I yanked open the door and stomped down the hall. I didn’t look into Hop’s room and I avoided it so studiously, I didn’t even know if the door was open.

I would discover Hop was done when I walked out of the Compound, my phone open in preparation to make a call to the taxi company, and I saw him on his bike.

When he saw me, he lifted his chin and called, “Cherry! Yo!”

I didn’t know if, when I saw him in his room, he was so in the throes of what was happening he didn’t see me. Or if he didn’t care. Or if he expected me to get the way of their world and not care because he didn’t look embarrassed or, indeed, anything except Hop.

I gave him a chin lift as his bike roared then he roared off with another flick of the wrist to me.

I glared after his bike, spared some time thinking about poor, cheated on Mitzi while I called a cab then I stood outside the Compound knowing exactly what that edgy meant.

Chaos, f**k, most MCs, women don’t factor.

What?
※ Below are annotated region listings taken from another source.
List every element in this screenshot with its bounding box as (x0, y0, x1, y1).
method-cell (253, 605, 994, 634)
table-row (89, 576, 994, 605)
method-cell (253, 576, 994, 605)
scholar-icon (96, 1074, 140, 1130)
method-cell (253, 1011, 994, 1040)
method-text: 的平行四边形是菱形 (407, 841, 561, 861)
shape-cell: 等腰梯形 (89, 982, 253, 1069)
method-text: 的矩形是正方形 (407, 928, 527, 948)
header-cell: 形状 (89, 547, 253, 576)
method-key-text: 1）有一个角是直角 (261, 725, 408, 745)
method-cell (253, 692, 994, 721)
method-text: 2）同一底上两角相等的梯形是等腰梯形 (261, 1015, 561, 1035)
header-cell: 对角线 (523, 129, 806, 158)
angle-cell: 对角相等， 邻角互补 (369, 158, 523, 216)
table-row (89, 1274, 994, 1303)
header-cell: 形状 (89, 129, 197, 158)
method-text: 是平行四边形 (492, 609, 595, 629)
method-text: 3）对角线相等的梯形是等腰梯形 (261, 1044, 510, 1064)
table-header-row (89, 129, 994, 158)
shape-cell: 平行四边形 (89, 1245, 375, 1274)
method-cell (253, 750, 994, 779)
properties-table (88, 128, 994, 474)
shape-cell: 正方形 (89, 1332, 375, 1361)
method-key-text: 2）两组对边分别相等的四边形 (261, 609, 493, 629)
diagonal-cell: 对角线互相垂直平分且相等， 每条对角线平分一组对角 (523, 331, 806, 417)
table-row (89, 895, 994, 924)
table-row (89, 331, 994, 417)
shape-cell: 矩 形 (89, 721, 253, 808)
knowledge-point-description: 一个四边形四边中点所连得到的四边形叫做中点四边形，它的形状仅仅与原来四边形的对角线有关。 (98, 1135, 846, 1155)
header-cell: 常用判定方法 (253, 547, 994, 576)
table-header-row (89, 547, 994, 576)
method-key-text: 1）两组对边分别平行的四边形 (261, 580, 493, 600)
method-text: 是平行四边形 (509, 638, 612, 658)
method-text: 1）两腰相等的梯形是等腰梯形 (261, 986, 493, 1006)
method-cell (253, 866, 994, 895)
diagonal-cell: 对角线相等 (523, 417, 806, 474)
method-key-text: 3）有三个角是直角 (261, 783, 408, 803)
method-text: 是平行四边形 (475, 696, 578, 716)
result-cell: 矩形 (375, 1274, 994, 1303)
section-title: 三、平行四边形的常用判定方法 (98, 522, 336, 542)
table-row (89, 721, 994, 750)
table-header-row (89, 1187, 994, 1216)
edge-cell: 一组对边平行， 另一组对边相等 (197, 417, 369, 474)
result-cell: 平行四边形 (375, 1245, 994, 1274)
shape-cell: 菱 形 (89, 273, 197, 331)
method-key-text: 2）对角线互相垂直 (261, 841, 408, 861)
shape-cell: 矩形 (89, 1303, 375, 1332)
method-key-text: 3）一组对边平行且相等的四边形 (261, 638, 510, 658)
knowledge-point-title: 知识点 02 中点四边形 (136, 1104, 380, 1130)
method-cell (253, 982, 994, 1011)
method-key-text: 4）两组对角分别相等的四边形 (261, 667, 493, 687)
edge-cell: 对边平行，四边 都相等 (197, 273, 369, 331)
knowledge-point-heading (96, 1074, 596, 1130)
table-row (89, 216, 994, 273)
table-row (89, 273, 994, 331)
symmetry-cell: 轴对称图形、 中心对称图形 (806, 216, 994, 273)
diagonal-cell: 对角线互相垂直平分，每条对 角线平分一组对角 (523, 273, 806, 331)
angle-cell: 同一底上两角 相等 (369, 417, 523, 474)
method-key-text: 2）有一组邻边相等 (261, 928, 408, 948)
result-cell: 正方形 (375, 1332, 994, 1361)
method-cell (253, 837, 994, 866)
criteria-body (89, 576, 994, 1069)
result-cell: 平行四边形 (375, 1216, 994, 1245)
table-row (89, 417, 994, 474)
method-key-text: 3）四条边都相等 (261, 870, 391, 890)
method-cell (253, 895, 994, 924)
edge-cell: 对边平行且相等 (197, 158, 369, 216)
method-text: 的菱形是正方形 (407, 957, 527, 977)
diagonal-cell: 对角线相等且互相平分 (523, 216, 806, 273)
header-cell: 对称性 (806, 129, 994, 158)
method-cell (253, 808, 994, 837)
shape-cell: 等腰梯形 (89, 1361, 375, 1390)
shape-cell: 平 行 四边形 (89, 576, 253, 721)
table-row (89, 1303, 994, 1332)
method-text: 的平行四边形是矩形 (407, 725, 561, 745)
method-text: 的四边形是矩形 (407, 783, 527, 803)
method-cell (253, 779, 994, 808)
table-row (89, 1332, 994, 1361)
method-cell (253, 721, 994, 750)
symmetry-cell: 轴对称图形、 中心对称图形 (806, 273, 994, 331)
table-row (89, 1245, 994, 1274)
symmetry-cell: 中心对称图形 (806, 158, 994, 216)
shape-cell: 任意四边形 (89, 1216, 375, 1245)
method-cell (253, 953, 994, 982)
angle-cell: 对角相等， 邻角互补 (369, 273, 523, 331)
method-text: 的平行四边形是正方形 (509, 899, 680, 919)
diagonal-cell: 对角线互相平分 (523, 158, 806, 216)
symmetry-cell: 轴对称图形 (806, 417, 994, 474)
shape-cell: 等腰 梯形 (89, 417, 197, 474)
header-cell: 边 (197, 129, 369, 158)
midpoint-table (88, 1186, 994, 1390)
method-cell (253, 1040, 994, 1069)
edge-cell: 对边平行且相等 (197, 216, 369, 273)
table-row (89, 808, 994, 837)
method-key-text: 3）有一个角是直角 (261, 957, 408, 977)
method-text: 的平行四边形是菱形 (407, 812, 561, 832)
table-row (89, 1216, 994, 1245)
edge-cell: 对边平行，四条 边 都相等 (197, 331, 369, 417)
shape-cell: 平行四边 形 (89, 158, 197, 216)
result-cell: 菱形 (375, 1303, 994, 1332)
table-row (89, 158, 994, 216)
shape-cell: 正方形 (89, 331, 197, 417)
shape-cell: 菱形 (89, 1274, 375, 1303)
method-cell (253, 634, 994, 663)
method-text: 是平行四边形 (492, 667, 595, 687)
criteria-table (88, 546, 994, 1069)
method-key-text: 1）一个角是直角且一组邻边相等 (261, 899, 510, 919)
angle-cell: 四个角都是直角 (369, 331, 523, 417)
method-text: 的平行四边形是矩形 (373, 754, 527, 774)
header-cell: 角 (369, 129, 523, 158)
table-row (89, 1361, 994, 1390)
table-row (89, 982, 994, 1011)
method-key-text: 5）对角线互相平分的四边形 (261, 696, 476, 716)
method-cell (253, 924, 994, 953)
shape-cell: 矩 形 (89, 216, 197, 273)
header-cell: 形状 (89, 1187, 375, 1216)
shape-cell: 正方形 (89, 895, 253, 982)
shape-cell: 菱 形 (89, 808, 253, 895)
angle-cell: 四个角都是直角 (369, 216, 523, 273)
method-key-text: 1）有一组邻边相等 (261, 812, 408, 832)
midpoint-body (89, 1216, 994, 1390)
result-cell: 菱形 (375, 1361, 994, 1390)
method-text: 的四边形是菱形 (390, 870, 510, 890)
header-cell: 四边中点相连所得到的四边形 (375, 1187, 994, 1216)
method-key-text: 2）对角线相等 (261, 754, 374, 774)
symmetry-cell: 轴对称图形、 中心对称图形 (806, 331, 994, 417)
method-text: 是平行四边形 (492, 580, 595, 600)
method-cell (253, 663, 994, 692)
Do you pass her around?

We don’t but she does.

Crap.

Truth be told, it hurt when I fell in love with Tack over tequila and he kicked me out of bed. But until that moment, I didn’t realize the hurt that burned deeper was seeing him with the brunette only a day later. He’d explained it. I hadn’t made an impression on him and clearly that had changed since.

But every girl, or at least the ones I knew, hoped like everything that when they met the one, they’d make an impression. And thus they wouldn’t ever be replaced and certainly not the very next night.

And as ridiculous as it was, as inflated an expectation, as admittedly unrealistic and even stupid, that didn’t mean it wasn’t downright true.

I didn’t know how Mitzi felt about Hopper. Maybe she understood this. Seeing the hard in her face, the tough in her manner, I suspected she did.

But I didn’t.

And I might not watch TV and I might have lived in black and white but I wasn’t literally unconscious all my life. I might not be savvy to the ways of the world like Tack but I wasn’t an idiot.

Bikers chose their lifestyles for a reason. And men became members of motorcycle clubs for deeper reasons. And it wasn’t a secret sect of society that lived quiet and kept clandestine.

Fire and Wind. Riding free. That was their motto.

Free.

Free.

Tack was avoiding all the “laters” because rivers of blood and the Russian mob freaked me out. But also because he knew this wasn’t my world and he wanted me mired in it before he lowered the boom.

Unfortunately, shit happened and he couldn’t control when the boom lowered.

And, damn it all to hell, that boom f**king hurt.

And unfortunately, that boom wasn’t near done with me.

“You got your place with the Club, I got mine.”